Q: Is farming ever cut and dry?
A: Only when you're haying.
Apart from this dumb joke I made up, farming is not quite as simple as it sounds. I thought, for example, that raising my own meat would be easy. You know: just buy the little chicks, make sure they don't die, feed them scraps, collect eggs, kill them several months later, then freeze the meat and go on with life. But, so far…not so simple. This week, for one, we dealt with the possibility of losing our egg business altogether, and had an ethical dilemma about ravens.

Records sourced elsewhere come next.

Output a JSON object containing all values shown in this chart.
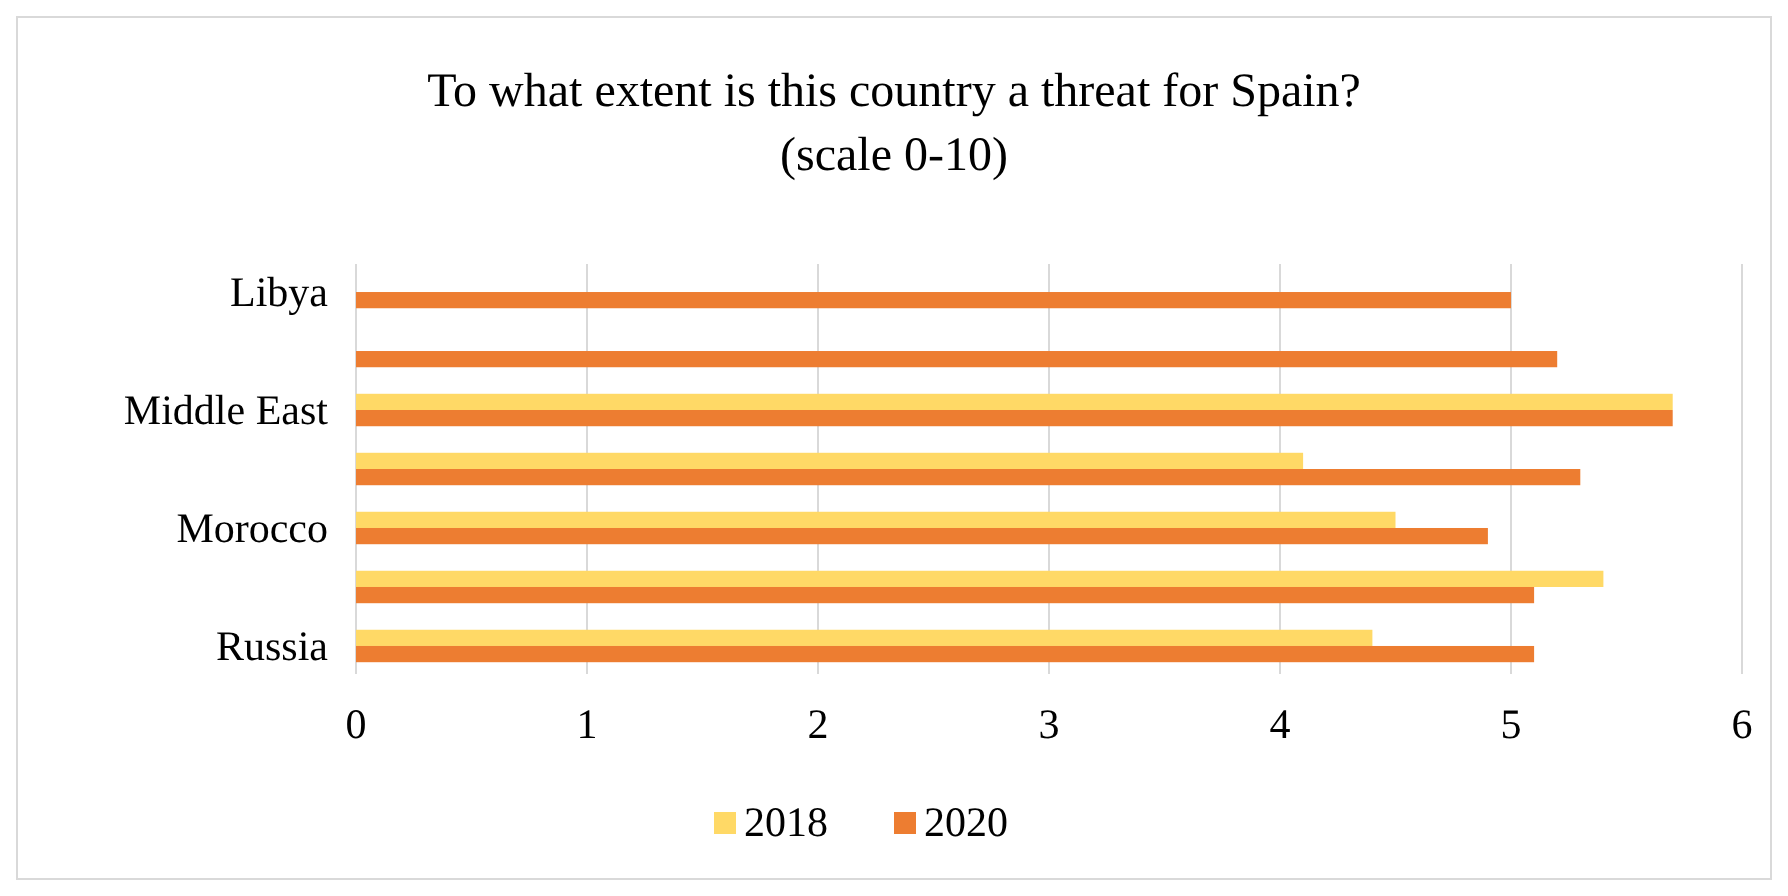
{
  "chart_data": {
    "type": "bar",
    "orientation": "horizontal",
    "title": "To what extent is this country a threat for Spain? (scale 0-10)",
    "categories": [
      "Libya",
      null,
      "Middle East",
      null,
      "Morocco",
      null,
      "Russia"
    ],
    "series": [
      {
        "name": "2018",
        "color": "#ffd966",
        "values": [
          null,
          null,
          5.7,
          4.1,
          4.5,
          5.4,
          4.4
        ]
      },
      {
        "name": "2020",
        "color": "#ed7d31",
        "values": [
          5.0,
          5.2,
          5.7,
          5.3,
          4.9,
          5.1,
          5.1
        ]
      }
    ],
    "xlim": [
      0,
      6
    ],
    "xticks": [
      0,
      1,
      2,
      3,
      4,
      5,
      6
    ],
    "grid": "x",
    "legend": "bottom"
  }
}
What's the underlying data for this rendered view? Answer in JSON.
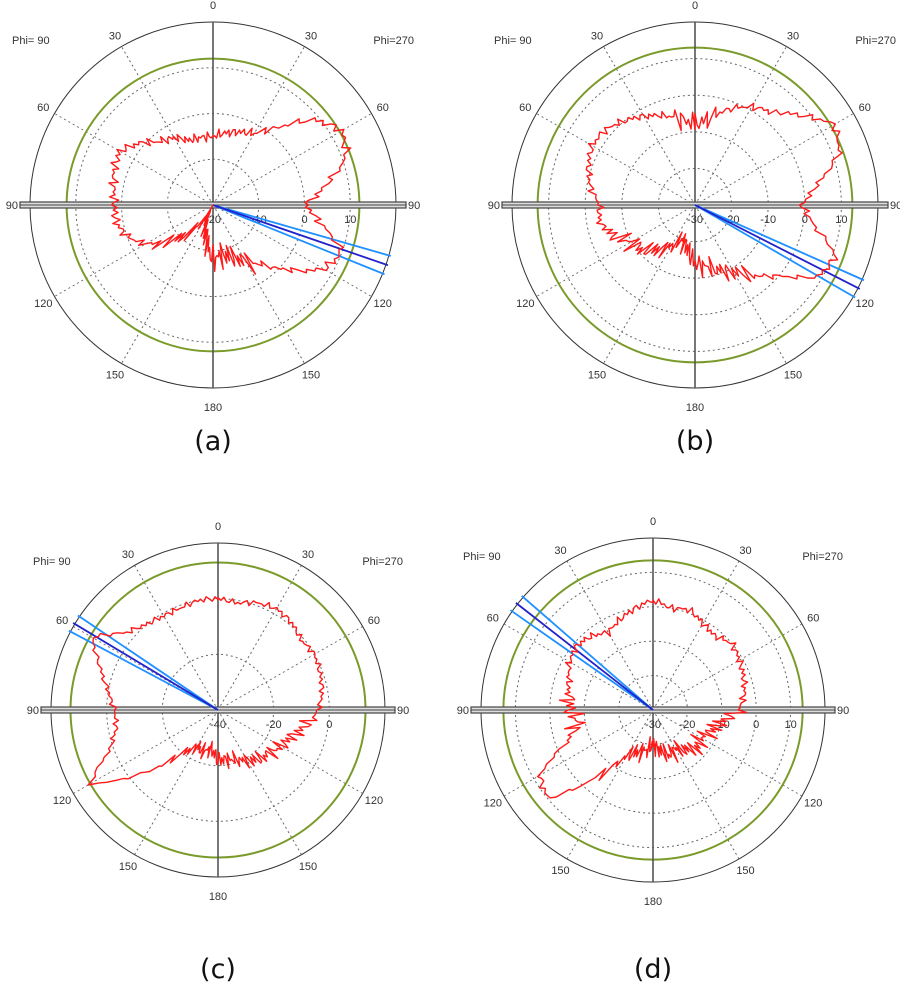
{
  "chart_data": [
    {
      "type": "polar",
      "caption": "(a)",
      "phi_left_label": "Phi= 90",
      "phi_right_label": "Phi=270",
      "theta_labels": [
        "0",
        "30",
        "60",
        "90",
        "120",
        "150",
        "180",
        "150",
        "120",
        "90",
        "60",
        "30"
      ],
      "radial_min": -20,
      "radial_max": 20,
      "radial_step": 10,
      "radial_tick_labels": [
        "-20",
        "-10",
        "0",
        "10"
      ],
      "green_circle_level": 12,
      "beam_direction_deg": 109,
      "beam_halfwidth_deg": 3,
      "angles_deg": [
        0,
        10,
        20,
        30,
        40,
        50,
        60,
        70,
        80,
        90,
        100,
        110,
        120,
        130,
        140,
        150,
        160,
        170,
        180,
        190,
        200,
        210,
        220,
        230,
        240,
        250,
        260,
        270,
        280,
        290,
        300,
        310,
        320,
        330,
        340,
        350
      ],
      "gain_db": [
        -5,
        -4,
        -3,
        -2,
        2,
        9,
        12.5,
        11,
        5,
        0,
        4,
        10,
        8,
        2,
        -3,
        -6,
        -8,
        -9,
        -8,
        -12,
        -15,
        -18,
        -12,
        -8,
        -3,
        0,
        1.5,
        1.5,
        2,
        3,
        3.5,
        1,
        -2,
        -3,
        -5,
        -5
      ]
    },
    {
      "type": "polar",
      "caption": "(b)",
      "phi_left_label": "Phi= 90",
      "phi_right_label": "Phi=270",
      "theta_labels": [
        "0",
        "30",
        "60",
        "90",
        "120",
        "150",
        "180",
        "150",
        "120",
        "90",
        "60",
        "30"
      ],
      "radial_min": -30,
      "radial_max": 20,
      "radial_step": 10,
      "radial_tick_labels": [
        "-30",
        "-20",
        "-10",
        "0",
        "10"
      ],
      "green_circle_level": 13,
      "beam_direction_deg": 117,
      "beam_halfwidth_deg": 3,
      "angles_deg": [
        0,
        10,
        20,
        30,
        40,
        50,
        60,
        70,
        80,
        90,
        100,
        110,
        120,
        130,
        140,
        150,
        160,
        170,
        180,
        190,
        200,
        210,
        220,
        230,
        240,
        250,
        260,
        270,
        280,
        290,
        300,
        310,
        320,
        330,
        340,
        350
      ],
      "gain_db": [
        -8,
        -6,
        -2,
        1,
        3,
        8,
        14,
        12,
        4,
        -1,
        3,
        11,
        9,
        0,
        -5,
        -9,
        -11,
        -13,
        -14,
        -18,
        -20,
        -17,
        -14,
        -11,
        -10,
        -6,
        -3.5,
        -4,
        -1,
        1,
        2.5,
        2,
        0,
        -2,
        -4,
        -6
      ]
    },
    {
      "type": "polar",
      "caption": "(c)",
      "phi_left_label": "Phi= 90",
      "phi_right_label": "Phi=270",
      "theta_labels": [
        "0",
        "30",
        "60",
        "90",
        "120",
        "150",
        "180",
        "150",
        "120",
        "90",
        "60",
        "30"
      ],
      "radial_min": -40,
      "radial_max": 20,
      "radial_step": 20,
      "radial_tick_labels": [
        "-40",
        "-20",
        "0"
      ],
      "green_circle_level": 13,
      "beam_direction_deg": 301,
      "beam_halfwidth_deg": 3,
      "angles_deg": [
        0,
        10,
        20,
        30,
        40,
        50,
        60,
        70,
        80,
        90,
        100,
        110,
        120,
        130,
        140,
        150,
        160,
        170,
        180,
        190,
        200,
        210,
        220,
        230,
        240,
        250,
        260,
        270,
        280,
        290,
        300,
        310,
        320,
        330,
        340,
        350
      ],
      "gain_db": [
        0,
        -1,
        1,
        2,
        1,
        -1,
        0,
        -1,
        -2,
        -4,
        -8,
        -12,
        -14,
        -16,
        -17,
        -19,
        -21,
        -22,
        -22,
        -26,
        -24,
        -25,
        -20,
        -5,
        13,
        1,
        -3,
        -3,
        0,
        5,
        12,
        3,
        0,
        -1,
        -1,
        0
      ]
    },
    {
      "type": "polar",
      "caption": "(d)",
      "phi_left_label": "Phi= 90",
      "phi_right_label": "Phi=270",
      "theta_labels": [
        "0",
        "30",
        "60",
        "90",
        "120",
        "150",
        "180",
        "150",
        "120",
        "90",
        "60",
        "30"
      ],
      "radial_min": -30,
      "radial_max": 20,
      "radial_step": 10,
      "radial_tick_labels": [
        "-30",
        "-20",
        "-10",
        "0",
        "10"
      ],
      "green_circle_level": 13.5,
      "beam_direction_deg": 308,
      "beam_halfwidth_deg": 3,
      "angles_deg": [
        0,
        10,
        20,
        30,
        40,
        50,
        60,
        70,
        80,
        90,
        100,
        110,
        120,
        130,
        140,
        150,
        160,
        170,
        180,
        190,
        200,
        210,
        220,
        230,
        240,
        250,
        260,
        270,
        280,
        290,
        300,
        310,
        320,
        330,
        340,
        350
      ],
      "gain_db": [
        2,
        0,
        1,
        -1,
        -2,
        0,
        -1,
        -2,
        -3,
        -5,
        -10,
        -12,
        -14,
        -13,
        -15,
        -17,
        -16,
        -18,
        -20,
        -18,
        -17,
        -15,
        -5,
        10,
        8,
        -4,
        -8,
        -6,
        -5,
        -4,
        -2,
        -1,
        -2,
        -4,
        -2,
        0
      ]
    }
  ],
  "colors": {
    "pattern": "#ff1a1a",
    "green": "#7a9a2a",
    "beam": "#2222cc",
    "beam_edge": "#1e90ff",
    "axis": "#555555",
    "grid": "#666666"
  }
}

In the style of Joel Salatin of Polyface Farm in Swoope, VA, we constructed (designed by Sam) an eggmobile for the month-old chicks. It took about 4 days to make, and is basically a sweet little cabin perched on top of a hay wagon. This way we can roll the chicken coop around the fields, the hens can graze on fresh forage, fertilize the soil with their nitrogen-rich poop, and follow around the cows to eat bugs out of their poop. There's a handy little ramp that leads into the beautiful coop, and a bed of hay, not to mention insulated windows that open from the inside. We named it The Guest House. And even though we could charge people by the night to stay in there–it's so rustic and lovely–alas, the little buggers refused to go inside.
It's possible we made a couple errors. For one, we raised the chicks in an incubator in the tractor shed, before the Guest House was built. It probably would have been a good idea to have incubated the chickies from birth in the Guest House, so they got used to it. And when we finally let them out one month later, to touch ground and eat earth for the first time, we didn't put them in the Guest House. We put them outside the Guest House. They slept underneath it, never went inside, and therefore never quite realized it was an awesome scenario they were missing out on. And then, they were attacked by wild animals.
Ravens. During the night, and during the day, the ravens came to eat these poor little creatures. It's a disgusting scenario: the ravens swoop down, stand on their feet, hold out their wings, and kind of swagger to and fro as they herd the powerless chicks into a corner of their mesh netting. Then, they poke out their eyes, cut off their heads, and eat them. In order to combat this wretchedness, we had two options.
1. Shoot the raven.
2. Make a scarecrow, and hope for the best.
Because we felt our egg business was threatened, and we felt bad for the chicks, Sam grabbed the .22 and stood guard while I was at work. But no luck. It was like a mini farm war. The gun popped (although not killing anything) in honor of the dead birds, many of which I buried in the manure pile by the cow shed. The ravens would circle, ca-cawing, one as look-out, the other as killer. It was a bad situation. Eventually, while I was at work, Sam decided to catch every chick and put them inside the house–and it took half a day to do so. So they're in there, at last. Safe, for now.
But I don't know how I feel about shooting ravens. For one, they're mythical animals. They are powerful beings that in ancient lore used to bear messages from the magical realm. They carry omens, and bring forth news of death. They're incredibly smart. And despite their ferocity…I respect them. But with that said–I also respect my chickens.
On Sunday, I went to Cedar Circle Farm's annual Strawberry Festival (which is Will Allen's beautiful farm in Thetford, VT). I picked fifty-seven dollars worth of strawberries that, when processed, packed into four gallon-sized freezer bags, with some left over for shortcake (that I consumed last night, rapidly and excessively) made by my friend Tali, who just left her position as a high-ranking pastry chef in New York to come here and farm. At the festival, Tali and I met up with some friends, one of whom (her boss) runs Fat Rooster Farm in South Royalton, VT. She's written a book on raising chickens, and I asked her what she thought about my raven situation. Apparently, it's a common thing (which I also gleaned from looking at online farmer forums, and my farmer listservs), and it happened to her as well–only the raven got every last one of her chicks…we only lost about six. She said, you either shoot them, or you train the chicks to go inside their house at night, and cover the top of their grazing area with chicken wire during the day until they get big enough to defend themselves. She, like me, can't imagine shooting the ravens. They're magical!
There is a shoot-on-sight argument for our egg business, though. How can we let those ravens get away with it? They're murdering our egg producers, and putting the chickens at risk. But, then again, how can we blame the ravens? They're acting according to instinct. And maybe it's our karma, because it's not natural for humans to be confining chicks in a fenced in yard, anyway (but conversely, if we didn't domesticate these animals, they'd die off). I'm no vegetarian by any means, but for some reason stepping to the ravens with a gun feels a bit…hypocritical. I'd rather deal with it diplomatically. So I can raise my happy chickens in peace, y'know…before I kill them.
Meanwhile, if a raven does get shot, I'll have a ceremony honoring its life. And hopefully his friends will be smart enough to not come back.